Late-interaction bridge self-supplies embedder. The ColBERT encoder is now initialized by the bridge itself rather than requiring the caller to pass one, fixing a CAI venv import ordering issue.
Commit Log
| Hash | Summary |
|---|---|
a505953 | R7-R10 audit remediations + bundled R1-R6 + UI / config |
6010e94 | Cite canonical CCO IRIs alongside shorthand labels |
baafa5f | SOTAB v2 coverage strategy + Aegir handoff |
70ec5b5 | P1 storage foundation for late-interaction cosine |
6716935 | P2 LLM-mediated annotation enrichment pipeline |
b5e97ea | P3 late-interaction cosine integration (default off) |
8a9e771 | P3.5 default-on + loud-fallback for late-interaction cosine |
142b91e | P3.6 channel-decomposed positive/negative Dempster combination |
8faf242 | Academic-grade DST Reborn brief |
c324fbe | P3.7 SHAP per-decision attribution surface for late-interaction cosine |
ed57fd1 | P3.8 hierarchical integrity – internal-node tags as first-class |
28e7273 | P3.9 hierarchical anti-subtree carve-out – abstract taxonomy fixture |
519a1c9 | P3.10 DST boundary-condition scenarios |
a5652db | P3.11 generic-vs-specific-same-depth scenario |
77b41d8 | P3.12 DST numeric sensitivity study + findings |
2fb7377 | P3.13 hierarchical-aggregation interaction battery |
f155e89 | P7 subsumption alignment + P5 frontier cleanup + P4 enrichment infra |
3d6696f | Stage A DST sensitivity visibility instrumentation + Stage B script |
1fee0be | top1_margin disjoint-FE traversal – Stage A regression |
929e29e | Late-interaction bridge self-supplies embedder + CAI venv fix |
7a1e4e7 | Bootstrap-environment + curate-agent-mediated skills |
1df1383 | Training-time NHSVM via Structured Shared Frobenius Norm |
References
- Choi, Chung, and Hewitt. 2015. “Normalized Hierarchical Multi-label SVM.” arXiv:1508.02479.
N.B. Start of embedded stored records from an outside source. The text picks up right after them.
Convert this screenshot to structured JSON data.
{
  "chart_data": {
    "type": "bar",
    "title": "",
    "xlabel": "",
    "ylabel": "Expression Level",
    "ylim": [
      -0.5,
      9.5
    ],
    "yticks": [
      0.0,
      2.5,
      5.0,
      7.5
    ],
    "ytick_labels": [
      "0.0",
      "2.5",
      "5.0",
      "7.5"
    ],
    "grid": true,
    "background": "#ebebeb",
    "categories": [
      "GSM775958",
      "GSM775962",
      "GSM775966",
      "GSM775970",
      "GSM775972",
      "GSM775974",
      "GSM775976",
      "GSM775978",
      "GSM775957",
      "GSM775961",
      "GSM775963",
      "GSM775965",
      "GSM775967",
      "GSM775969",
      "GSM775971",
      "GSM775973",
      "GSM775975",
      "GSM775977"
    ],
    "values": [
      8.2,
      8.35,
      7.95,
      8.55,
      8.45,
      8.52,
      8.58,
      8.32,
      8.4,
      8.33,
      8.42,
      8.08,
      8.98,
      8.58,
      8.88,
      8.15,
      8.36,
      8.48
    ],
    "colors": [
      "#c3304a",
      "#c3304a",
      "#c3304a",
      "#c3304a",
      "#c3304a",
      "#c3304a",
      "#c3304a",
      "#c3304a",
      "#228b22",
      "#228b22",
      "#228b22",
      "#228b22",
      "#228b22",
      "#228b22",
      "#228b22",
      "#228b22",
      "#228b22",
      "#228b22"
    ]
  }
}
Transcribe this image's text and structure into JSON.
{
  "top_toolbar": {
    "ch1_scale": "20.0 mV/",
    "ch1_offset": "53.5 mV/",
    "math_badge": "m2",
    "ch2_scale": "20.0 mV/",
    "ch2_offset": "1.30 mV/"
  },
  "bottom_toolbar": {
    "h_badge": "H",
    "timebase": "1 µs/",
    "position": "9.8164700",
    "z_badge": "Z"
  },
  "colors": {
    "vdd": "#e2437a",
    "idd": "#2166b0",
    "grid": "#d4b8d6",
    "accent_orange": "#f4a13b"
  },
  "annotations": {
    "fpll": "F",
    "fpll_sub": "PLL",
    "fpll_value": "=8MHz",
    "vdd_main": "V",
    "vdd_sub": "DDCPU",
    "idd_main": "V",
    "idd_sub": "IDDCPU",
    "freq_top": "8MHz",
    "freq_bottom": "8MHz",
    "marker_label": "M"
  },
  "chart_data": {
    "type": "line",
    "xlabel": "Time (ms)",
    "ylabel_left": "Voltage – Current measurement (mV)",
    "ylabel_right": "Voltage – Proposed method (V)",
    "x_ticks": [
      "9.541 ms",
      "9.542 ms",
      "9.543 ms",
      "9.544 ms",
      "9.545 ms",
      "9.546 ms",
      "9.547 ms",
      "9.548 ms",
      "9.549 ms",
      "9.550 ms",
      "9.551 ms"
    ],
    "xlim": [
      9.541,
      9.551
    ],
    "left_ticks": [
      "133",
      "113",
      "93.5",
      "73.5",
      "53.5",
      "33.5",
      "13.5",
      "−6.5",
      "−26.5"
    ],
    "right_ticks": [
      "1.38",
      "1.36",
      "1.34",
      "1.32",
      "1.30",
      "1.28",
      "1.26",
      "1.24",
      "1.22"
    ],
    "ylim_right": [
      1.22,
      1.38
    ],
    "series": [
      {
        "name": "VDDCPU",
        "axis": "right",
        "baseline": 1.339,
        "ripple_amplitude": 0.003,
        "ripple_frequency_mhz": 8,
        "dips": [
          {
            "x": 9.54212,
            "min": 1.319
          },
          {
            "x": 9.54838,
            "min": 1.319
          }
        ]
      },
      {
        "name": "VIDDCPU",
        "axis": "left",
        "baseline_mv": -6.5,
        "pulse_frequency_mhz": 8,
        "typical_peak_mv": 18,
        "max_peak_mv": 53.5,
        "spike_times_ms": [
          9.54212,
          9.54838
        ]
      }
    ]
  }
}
- Denoeux, Thierry. 2008. “Conjunctive and disjunctive combination of belief functions induced by nondistinct bodies of evidence.” Artificial Intelligence 172(2-3): 234-264.
- Haenni, Rolf and Stephan Hartmann. 2006. “Modeling partially reliable information sources.” Studia Logica 82(1): 103-133.
- Khoo, Omar, and Steedman. 2006. “An Information Retrieval approach to short text classification.” EMNLP 2006.
- Saad, Yousef. 2003. Iterative Methods for Sparse Linear Systems. 2nd ed. SIAM.
- Shafer, Glenn. 1976. A Mathematical Theory of Evidence. Princeton University Press.
- Smets, Philippe and Robert Kennes. 1994. “The Transferable Belief Model.” Artificial Intelligence 66(2): 191-234.